The kit developed by the CDC tests for severe acute respiratory syndrome coronavirus (SARS-CoV-2), which is the virus that causes COVID-19. These tests can only be conducted in United States’ laboratories the CDC has designated as qualified.

Arizona began commercial testing Wednesday to produce faster results. The state has vowed to provide testing outcome updates daily, and national updates are expected from the CDC on Mondays, Wednesdays and Fridays.

Travel

The U.S. State Department Thursday to advised Americans to avoid all overseas travel, issuing a Global Level 4 Health Advisory.

Travel out of Phoenix Sky Harbor International Airport will continue, airport spokesman Gregory E. Roybal said, and “public health officials have not requested any specific changes to Phoenix Sky Harbor’s standard health and safety protocols related to the virus.”

On Thursday, the airport announced that two of the four Transportation Security Administration checkpoints in Terminal 4 have been closed, as has the TSA Precheck center in Terminal 4, which expedited clearance of preapproved, low-risk passengers.

On Tuesday, airport officials reported a drop the number of international flights that travel through the airport, with airport spokesperson Krishna Patel telling The Arizona Republic passenger traffic has dropped by 30% over this time last year.

In addition to regular 24-hour cleaning, the airport has increased the sanitation of “high-touch areas,” such as escalator railings, Roybal said. The Phoenix Aviation Department is in touch with health officials and will take action as directed.

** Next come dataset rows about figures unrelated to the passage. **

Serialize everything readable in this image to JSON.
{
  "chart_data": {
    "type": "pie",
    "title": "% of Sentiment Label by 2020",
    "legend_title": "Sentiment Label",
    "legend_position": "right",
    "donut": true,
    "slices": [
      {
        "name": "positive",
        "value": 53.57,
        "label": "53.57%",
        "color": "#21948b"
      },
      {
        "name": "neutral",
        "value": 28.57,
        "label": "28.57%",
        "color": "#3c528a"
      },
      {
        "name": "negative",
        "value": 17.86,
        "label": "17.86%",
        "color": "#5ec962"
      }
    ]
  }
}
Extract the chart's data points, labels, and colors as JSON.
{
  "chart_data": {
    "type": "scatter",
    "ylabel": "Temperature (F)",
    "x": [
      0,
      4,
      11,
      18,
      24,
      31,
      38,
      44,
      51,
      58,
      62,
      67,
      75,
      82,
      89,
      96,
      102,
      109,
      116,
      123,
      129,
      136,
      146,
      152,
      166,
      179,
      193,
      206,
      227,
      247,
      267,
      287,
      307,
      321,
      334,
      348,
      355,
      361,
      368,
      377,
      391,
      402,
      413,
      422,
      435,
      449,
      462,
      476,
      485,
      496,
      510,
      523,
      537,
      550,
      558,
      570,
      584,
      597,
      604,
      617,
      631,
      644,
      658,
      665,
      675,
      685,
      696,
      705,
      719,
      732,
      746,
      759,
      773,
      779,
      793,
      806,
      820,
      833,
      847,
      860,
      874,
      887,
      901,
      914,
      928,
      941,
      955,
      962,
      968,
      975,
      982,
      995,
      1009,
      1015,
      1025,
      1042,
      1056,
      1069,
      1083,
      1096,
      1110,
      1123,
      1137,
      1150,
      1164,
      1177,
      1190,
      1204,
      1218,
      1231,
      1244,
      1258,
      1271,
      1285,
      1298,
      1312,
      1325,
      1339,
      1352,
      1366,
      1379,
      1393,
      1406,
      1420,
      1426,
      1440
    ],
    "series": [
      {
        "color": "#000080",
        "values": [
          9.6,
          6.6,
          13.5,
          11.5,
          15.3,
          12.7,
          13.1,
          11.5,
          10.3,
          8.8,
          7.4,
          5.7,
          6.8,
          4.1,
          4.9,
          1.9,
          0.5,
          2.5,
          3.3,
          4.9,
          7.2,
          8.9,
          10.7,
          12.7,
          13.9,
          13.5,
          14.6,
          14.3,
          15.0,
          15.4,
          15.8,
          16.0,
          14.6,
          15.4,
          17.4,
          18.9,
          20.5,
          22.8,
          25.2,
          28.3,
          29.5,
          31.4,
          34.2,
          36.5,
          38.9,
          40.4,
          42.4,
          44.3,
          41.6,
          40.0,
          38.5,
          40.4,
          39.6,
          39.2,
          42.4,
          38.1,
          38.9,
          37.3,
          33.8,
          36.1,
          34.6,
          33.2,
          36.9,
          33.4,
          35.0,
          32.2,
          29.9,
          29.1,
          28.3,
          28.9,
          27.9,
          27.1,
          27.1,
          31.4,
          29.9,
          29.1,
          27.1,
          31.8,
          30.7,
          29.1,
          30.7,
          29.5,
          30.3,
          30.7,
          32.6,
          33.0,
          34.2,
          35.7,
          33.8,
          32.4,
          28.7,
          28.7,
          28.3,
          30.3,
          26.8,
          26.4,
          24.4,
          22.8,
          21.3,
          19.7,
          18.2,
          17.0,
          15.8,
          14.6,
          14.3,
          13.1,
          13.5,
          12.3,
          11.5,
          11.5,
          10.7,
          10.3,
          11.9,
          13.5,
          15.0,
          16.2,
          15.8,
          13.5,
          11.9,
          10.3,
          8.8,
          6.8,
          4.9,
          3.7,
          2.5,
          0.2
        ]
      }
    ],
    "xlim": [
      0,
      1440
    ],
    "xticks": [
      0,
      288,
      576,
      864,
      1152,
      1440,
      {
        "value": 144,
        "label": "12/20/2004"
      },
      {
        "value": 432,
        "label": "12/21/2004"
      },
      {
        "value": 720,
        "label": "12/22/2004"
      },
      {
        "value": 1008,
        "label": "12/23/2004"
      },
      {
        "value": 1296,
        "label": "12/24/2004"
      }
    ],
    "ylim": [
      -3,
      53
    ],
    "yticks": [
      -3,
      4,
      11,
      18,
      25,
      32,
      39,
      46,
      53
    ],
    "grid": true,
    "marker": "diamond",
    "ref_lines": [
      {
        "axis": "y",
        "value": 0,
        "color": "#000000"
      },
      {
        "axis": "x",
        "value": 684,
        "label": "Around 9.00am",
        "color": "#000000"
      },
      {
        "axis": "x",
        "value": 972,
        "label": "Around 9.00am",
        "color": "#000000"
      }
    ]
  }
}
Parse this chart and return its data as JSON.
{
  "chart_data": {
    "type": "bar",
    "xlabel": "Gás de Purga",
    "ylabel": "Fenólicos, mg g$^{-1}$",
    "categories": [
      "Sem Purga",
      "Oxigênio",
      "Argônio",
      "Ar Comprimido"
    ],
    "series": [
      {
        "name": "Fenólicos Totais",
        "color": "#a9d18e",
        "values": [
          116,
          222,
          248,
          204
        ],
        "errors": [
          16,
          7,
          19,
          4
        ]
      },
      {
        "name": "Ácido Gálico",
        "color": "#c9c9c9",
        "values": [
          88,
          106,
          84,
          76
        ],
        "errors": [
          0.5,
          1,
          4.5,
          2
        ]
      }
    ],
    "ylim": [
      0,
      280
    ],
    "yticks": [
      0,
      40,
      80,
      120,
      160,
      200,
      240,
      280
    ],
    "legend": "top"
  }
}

Child care plan for frontline workers

Starting Monday, April 6, new child care centers will be available to children of first responders, critical health care workers and essential public sector workers, including child safety workers, the Governor’s Office and the Arizona Department of Education said Friday.

ASU researchers testing wastewater in Tempe for COVID-19

Researchers at Arizona State University are in the early stages of testing whether COVID-19 can be detected in wastewater, the Arizona Republic reports. Professor Rolf Halden and his team have led similar efforts at the university, monitoring wastewater for other viruses, such as the flu, across 30 cities nationwide, but Halden told the Republic that Tempe is believed to be the first city to detect other viruses in untreated sewage. If the method for testing COVID-19 proves successful, researchers will begin tracking trends from different parts of Tempe’s sewage system.

ASU launches drive-thru testing for essential workers

The Biodesign Institute at Arizona State University launched its COVID-19 drive-thru testing on Thursday after more than a week of delays, Cronkite News reported. Testing is not open to the public and is reserved for essential workers such as first responders and hospital workers. The university currently has 4,000 testing kits made and plans to make 10,000 more in the next week.

Red Rock District announces closures of recreation sites

The Coconino National Forest this weekend will close 10 of its most popular recreation sites in the Sedona area in response to concerns over large numbers of hikers congregating and not practicing social distancing. The list of trails and day-use sites that will close can be found here.

How to help

The Singletons, a Phoenix nonprofit that serves single-parent households battling cancer, is running low on essential items to help one of the most vulnerable populations during the pandemic. The organization is looking for such items as toilet paper, laundry detergent and disinfectants approved by the Environmental Protection Agency.